4. "UGH... WAMPIRY..."

1.1K 57 0
                                    

- będziesz musiała podjąć trudną decyzje, moje dziecko. Ale wystarczy powiedzieć "tak", gdy przybędę, a wtedy wydarzy się cud. I nie płacz nad tą myślą. Po prostu żyj, jakby twoje życie miało się skończyć już niebawem. - mówił jakiś głos w mojej głowie.
Otworzyłam szeroko oczy i zaczerpnęłam dużą ilość powietrza, jakby mi go brakowało. Spałam na tylnym siedzeniu w samochodzie.
- wszystko w porządku? - spytał Dean, spoglądając na mnie przez lusterko.
- tak, tak... Miałam... Miałam po prostu dziwny sen. - szepnęłam i zaczęłam niesfornie zaczesywać włosy palcami. Kto do mnie wtedy mówił i co miał na myśli mówiąc, że gdy przybędzie wystarczy powiedzieć "tak"? O co tu chodzi?
- co z waszym ojcem? - spytałam po chwili. Mężczyźni tylko spuścili głowy. Domyśliłam się od razu, o co chodzi.
- tak mi przykro. - powiedziałam, a do oczu napłynęły mi łzy. Sławny John Winchester nie żyje... Boże, nie... To niemożliwe. Nie mogę w to uwierzyć, a jednak tak się stało.
Dojechaliśmy do taniego motelu. Ja czekałam w aucie wraz z Samem, aż Dean nas zakwateruje.
- okej, mamy pokoje.
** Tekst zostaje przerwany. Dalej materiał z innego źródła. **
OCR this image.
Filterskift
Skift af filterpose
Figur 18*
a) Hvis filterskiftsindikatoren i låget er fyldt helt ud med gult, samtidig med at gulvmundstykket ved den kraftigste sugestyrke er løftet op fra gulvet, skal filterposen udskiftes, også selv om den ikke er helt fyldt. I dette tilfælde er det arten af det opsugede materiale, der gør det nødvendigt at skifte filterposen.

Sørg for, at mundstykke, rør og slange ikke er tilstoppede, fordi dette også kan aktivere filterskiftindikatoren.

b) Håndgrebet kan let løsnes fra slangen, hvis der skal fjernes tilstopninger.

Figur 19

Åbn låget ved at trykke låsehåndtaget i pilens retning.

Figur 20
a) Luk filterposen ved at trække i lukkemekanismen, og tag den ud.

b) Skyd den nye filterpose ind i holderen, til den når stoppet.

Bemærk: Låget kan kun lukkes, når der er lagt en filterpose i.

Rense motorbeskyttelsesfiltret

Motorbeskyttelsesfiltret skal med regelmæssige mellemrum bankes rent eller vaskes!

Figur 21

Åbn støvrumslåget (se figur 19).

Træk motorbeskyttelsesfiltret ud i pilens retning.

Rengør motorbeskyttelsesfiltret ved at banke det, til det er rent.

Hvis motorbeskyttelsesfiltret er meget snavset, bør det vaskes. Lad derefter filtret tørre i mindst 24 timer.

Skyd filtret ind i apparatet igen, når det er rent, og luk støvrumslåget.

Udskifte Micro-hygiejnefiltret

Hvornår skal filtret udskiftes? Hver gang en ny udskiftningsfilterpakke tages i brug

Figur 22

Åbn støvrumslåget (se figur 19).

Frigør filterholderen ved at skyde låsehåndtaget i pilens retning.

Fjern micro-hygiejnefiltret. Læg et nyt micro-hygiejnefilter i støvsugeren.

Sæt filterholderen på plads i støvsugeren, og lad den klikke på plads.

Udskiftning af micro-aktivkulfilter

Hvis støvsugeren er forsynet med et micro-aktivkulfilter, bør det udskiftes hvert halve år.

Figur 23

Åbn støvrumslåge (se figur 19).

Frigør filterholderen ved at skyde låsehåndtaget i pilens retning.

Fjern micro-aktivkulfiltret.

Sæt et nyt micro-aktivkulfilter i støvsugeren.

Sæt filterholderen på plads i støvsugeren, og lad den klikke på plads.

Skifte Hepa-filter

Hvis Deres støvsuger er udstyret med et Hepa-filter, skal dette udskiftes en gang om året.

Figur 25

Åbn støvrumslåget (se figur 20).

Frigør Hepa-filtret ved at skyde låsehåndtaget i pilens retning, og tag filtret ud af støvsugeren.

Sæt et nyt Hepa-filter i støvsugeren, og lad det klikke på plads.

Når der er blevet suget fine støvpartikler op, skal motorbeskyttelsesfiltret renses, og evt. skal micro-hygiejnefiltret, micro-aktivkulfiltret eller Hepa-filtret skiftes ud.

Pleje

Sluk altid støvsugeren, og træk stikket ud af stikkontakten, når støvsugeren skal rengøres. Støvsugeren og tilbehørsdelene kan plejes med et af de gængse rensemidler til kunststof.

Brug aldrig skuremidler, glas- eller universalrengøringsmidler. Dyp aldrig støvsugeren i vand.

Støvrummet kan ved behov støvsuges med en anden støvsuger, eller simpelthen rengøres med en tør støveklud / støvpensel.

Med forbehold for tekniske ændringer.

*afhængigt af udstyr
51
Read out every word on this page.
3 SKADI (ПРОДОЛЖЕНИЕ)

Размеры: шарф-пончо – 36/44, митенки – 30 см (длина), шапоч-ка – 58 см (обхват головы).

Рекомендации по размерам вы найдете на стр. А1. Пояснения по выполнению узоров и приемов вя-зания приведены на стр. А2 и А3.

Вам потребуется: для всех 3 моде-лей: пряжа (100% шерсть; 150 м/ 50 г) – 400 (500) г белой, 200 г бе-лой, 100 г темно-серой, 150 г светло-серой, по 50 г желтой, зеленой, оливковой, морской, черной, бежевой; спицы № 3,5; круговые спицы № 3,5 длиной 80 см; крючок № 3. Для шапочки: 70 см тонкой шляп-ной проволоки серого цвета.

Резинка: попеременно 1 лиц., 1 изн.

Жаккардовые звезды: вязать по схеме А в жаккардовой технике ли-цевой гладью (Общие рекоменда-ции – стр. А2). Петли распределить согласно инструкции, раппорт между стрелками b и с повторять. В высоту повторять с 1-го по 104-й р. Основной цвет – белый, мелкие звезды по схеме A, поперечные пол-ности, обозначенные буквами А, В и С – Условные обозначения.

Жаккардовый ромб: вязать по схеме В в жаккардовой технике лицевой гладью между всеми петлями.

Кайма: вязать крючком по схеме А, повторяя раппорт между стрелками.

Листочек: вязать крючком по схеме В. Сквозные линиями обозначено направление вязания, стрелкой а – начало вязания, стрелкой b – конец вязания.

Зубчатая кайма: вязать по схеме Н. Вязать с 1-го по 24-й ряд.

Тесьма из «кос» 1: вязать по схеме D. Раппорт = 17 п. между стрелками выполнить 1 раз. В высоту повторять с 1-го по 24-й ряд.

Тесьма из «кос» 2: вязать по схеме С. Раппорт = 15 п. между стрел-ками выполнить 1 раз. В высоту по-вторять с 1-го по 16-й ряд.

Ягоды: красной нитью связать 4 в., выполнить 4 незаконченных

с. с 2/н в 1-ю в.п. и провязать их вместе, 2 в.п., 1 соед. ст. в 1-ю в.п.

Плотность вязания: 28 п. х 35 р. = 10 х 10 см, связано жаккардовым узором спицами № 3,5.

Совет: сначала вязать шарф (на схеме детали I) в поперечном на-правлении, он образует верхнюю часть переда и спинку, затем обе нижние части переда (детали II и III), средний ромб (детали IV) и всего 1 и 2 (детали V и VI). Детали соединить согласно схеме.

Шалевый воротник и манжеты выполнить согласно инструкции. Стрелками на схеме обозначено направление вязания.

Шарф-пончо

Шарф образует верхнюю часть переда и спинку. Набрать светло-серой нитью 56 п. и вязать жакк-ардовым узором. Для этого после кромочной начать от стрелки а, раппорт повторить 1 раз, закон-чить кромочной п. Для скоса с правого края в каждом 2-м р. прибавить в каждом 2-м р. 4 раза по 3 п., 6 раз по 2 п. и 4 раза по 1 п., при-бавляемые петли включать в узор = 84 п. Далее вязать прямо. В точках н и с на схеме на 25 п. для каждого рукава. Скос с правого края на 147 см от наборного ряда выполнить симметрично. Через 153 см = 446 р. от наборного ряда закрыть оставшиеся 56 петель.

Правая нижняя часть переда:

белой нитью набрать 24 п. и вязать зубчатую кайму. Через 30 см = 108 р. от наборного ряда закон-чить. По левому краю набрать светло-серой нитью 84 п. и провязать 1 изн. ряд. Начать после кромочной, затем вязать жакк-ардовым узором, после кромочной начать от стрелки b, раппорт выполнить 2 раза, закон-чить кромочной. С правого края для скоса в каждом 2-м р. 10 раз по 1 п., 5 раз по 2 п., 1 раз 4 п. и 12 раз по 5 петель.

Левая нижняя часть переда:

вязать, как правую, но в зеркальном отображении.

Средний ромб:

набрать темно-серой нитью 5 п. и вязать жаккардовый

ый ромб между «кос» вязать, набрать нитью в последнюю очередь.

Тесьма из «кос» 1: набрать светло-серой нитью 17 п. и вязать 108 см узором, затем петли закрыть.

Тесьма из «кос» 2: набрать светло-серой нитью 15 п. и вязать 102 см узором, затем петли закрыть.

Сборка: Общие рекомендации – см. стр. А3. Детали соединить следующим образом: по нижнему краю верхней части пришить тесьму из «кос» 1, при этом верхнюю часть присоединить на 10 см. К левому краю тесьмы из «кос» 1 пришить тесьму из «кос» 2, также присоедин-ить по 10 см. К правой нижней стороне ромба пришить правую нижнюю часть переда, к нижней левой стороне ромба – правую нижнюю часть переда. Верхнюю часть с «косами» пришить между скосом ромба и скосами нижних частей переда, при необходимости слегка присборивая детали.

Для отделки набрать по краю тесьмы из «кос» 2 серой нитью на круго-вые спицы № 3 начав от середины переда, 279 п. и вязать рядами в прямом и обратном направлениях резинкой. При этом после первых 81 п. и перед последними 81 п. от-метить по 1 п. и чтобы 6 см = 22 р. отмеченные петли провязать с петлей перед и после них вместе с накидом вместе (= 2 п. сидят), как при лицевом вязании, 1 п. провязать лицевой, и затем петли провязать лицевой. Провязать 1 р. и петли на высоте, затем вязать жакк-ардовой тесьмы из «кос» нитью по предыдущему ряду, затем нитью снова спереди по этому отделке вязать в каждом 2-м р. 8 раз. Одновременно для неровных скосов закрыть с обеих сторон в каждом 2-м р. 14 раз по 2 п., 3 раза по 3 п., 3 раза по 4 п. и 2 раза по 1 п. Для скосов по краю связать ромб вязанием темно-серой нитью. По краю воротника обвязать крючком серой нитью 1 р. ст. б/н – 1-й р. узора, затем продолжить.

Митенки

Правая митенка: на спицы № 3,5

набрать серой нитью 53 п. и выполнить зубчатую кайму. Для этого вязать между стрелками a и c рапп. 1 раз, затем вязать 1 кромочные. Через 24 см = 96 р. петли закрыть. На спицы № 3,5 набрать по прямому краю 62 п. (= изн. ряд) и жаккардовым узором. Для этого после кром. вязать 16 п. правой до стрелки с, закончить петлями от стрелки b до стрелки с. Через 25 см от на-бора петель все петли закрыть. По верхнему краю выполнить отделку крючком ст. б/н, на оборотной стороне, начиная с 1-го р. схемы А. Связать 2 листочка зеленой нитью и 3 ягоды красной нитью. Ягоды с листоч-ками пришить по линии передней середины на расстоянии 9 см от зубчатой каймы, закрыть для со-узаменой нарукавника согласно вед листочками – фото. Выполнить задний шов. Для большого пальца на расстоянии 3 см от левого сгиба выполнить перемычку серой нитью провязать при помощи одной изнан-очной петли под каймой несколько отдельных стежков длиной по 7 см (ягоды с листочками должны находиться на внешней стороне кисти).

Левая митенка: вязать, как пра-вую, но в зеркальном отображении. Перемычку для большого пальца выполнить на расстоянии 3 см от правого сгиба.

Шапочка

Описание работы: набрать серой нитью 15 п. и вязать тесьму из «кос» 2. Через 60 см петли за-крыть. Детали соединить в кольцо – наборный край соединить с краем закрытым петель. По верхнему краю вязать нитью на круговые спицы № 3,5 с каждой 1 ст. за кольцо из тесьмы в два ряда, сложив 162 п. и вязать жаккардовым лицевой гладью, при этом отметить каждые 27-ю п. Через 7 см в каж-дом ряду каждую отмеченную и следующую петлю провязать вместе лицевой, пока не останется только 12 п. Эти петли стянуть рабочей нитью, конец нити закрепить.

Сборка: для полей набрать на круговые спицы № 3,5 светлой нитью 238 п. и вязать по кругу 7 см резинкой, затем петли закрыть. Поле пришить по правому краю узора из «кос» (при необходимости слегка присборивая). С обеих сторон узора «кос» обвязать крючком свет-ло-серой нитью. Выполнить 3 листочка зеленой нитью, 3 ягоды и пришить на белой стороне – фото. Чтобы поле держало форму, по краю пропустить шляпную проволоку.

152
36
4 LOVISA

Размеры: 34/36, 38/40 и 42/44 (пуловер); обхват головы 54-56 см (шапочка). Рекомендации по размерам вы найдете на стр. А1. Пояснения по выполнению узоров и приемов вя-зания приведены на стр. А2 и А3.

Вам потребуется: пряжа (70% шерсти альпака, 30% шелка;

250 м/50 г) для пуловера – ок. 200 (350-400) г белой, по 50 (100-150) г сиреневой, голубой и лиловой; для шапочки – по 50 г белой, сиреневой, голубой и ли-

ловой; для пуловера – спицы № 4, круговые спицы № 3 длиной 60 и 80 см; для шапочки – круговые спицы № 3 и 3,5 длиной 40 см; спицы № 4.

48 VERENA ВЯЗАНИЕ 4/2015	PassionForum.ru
Chloë, ty masz od razu obok nas. - powiedział Dean, gdy wychodził z recepcji.
- kto obsługiwał? - spytał z ciekawości Sam. Ja pomaszerowałam z lekkim uśmiechem na to pytanie do swojego pokoju.
- piękna blondynka, która dała mi swój numer. - Powiedział Dean i wyciągnął z kieszeni małą, zwiniętą karteczkę z jakimiś cyframi. Sam przekręcił głową, robiąc tą swoją minę zażenowania i wszedł do pokoju braci. Dean spojrzał na niego pytająco, po czym również wszedł do pokoju. Ja do swojego Weszłam jako ostatnia. Rzuciłam torbę na łóżko i zaczęłam czytać gazetę.
W oczy rzuciła mi się pogrubiona czcionka, którą przeczytałam.

"DRAMAT W WISCONSIN. MORDERSTWO!
ZOSTAŁA ZAMORDOWANA 23- LETNIA DZIEWCZYNA."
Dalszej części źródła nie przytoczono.